One of the most recent sightings takes place in 2001, just outside of Chardon, Ohio. The witness in this story, Tony, was actually looking for the Melonheads with his family, driving up and down the roads where previous sightings had taken place. They were just about to head back home when Tony looked out his window and saw one of them sprinting alongside their vehicle, matching the car’s speed of 40-50mph. He stated that the Melonhead was not short, as he had heard, but was closer to 5’7”, much taller than the ones in the stories. The thing kept pace with them, disappearing into the wilderness when they rounded the bend.
Could the Melonheads from 1964 have grown up now? Have they all scattered and started living separately in secluded areas all over Ohio, Michigan, and Connecticut? Based on past theories, the government could be transporting that man’s children around in order to protect them and keep them hidden, but it is hard to come up with a cohesive Melonhead history based on such varied and spread-apart accounts.
If they were just malformed humans, then why would there be stories of them ripping people limb from limb and hanging their bloody clothes up as a warning to others? To be fair, for all of these gory stories about the Melonheads, there does not seem to be any conclusive reports of missing peoples or unexplained murders in the areas they are said to lurk. So it is highly possible that these tales are entirely baseless, made up by locals simply to frighten their children and buddies around the campfire.
Most of the forum posts from witnesses describe brief encounters, where both parties were likely startled. One of the things Melonheads are known for is their infernal shrieking when they see cars passing by, which is how a lot of people describe their experiences. Most accounts simply have the creatures darting across the road, peeking shyly out from behind trees, or simply hanging back just far enough that the people driving by can see a shadowy figure in the space between two trees.

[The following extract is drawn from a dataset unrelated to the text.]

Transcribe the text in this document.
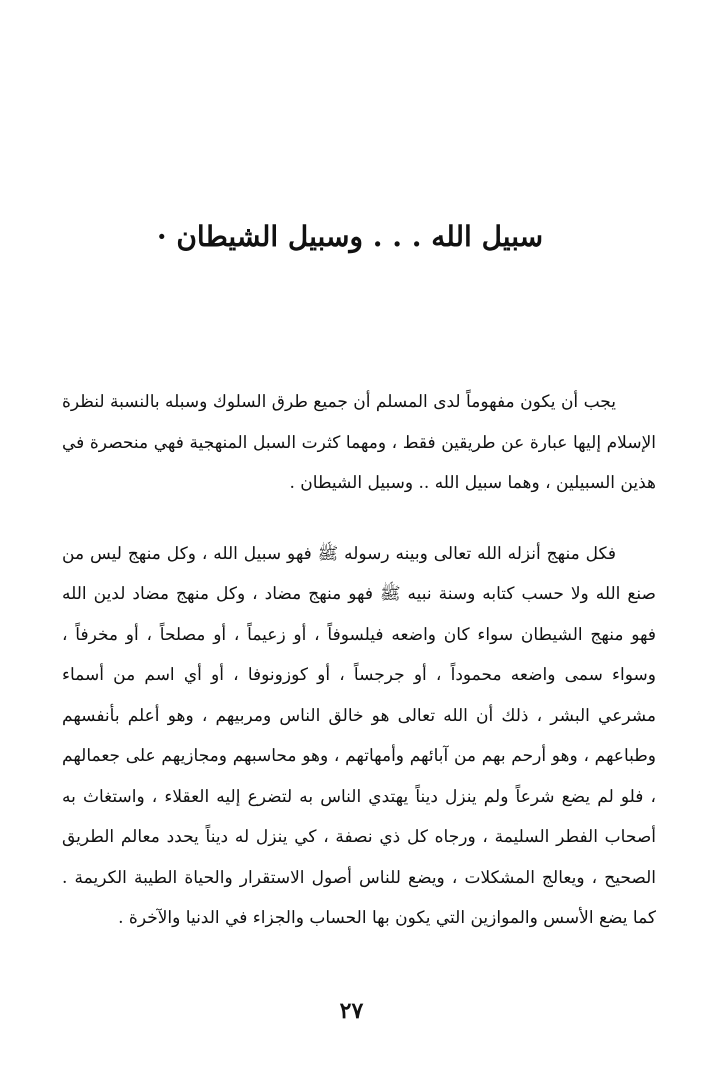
سبيل الله . . . وسبيل الشيطان ·

يجب أن يكون مفهوماً لدى المسلم أن جميع طرق السلوك وسبله بالنسبة لنظرة الإسلام إليها عبارة عن طريقين فقط ، ومهما كثرت السبل المنهجية فهي منحصرة في هذين السبيلين ، وهما سبيل الله .. وسبيل الشيطان .

فكل منهج أنزله الله تعالى وبينه رسوله ﷺ فهو سبيل الله ، وكل منهج ليس من صنع الله ولا حسب كتابه وسنة نبيه ﷺ فهو منهج مضاد ، وكل منهج مضاد لدين الله فهو منهج الشيطان سواء كان واضعه فيلسوفاً ، أو زعيماً ، أو مصلحاً ، أو مخرفاً ، وسواء سمى واضعه محموداً ، أو جرجساً ، أو كوزونوفا ، أو أي اسم من أسماء مشرعي البشر ، ذلك أن الله تعالى هو خالق الناس ومربيهم ، وهو أعلم بأنفسهم وطباعهم ، وهو أرحم بهم من آبائهم وأمهاتهم ، وهو محاسبهم ومجازيهم على جعمالهم ، فلو لم يضع شرعاً ولم ينزل ديناً يهتدي الناس به لتضرع إليه العقلاء ، واستغاث به أصحاب الفطر السليمة ، ورجاه كل ذي نصفة ، كي ينزل له ديناً يحدد معالم الطريق الصحيح ، ويعالج المشكلات ، ويضع للناس أصول الاستقرار والحياة الطيبة الكريمة . كما يضع الأسس والموازين التي يكون بها الحساب والجزاء في الدنيا والآخرة .

٢٧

People who get a good glimpse will describe what almost seems to be an accident. It is rumored that Melonheads have rather poor eyesight, only seeing brighter colors clearly, so it is possible that there have been many instances where someone snuck up on the poor creatures without realizing it.
Whatever they are, the Melonheads are certainly one of the weirdest weird things to wander the United States. Anyone looking to have their own Melonhead experience can visit Wisner Road in Kirkland, Ohio, or Dracula Road in Connecticut. These and the off-shooting roads are said to be Melonhead hotspots. Who knows? Maybe you will get lucky like Tony did. But just in case the bloodier rumors are true, I would make sure to lock your car doors and not venture out after the Melonheads. One can never be too careful, after all.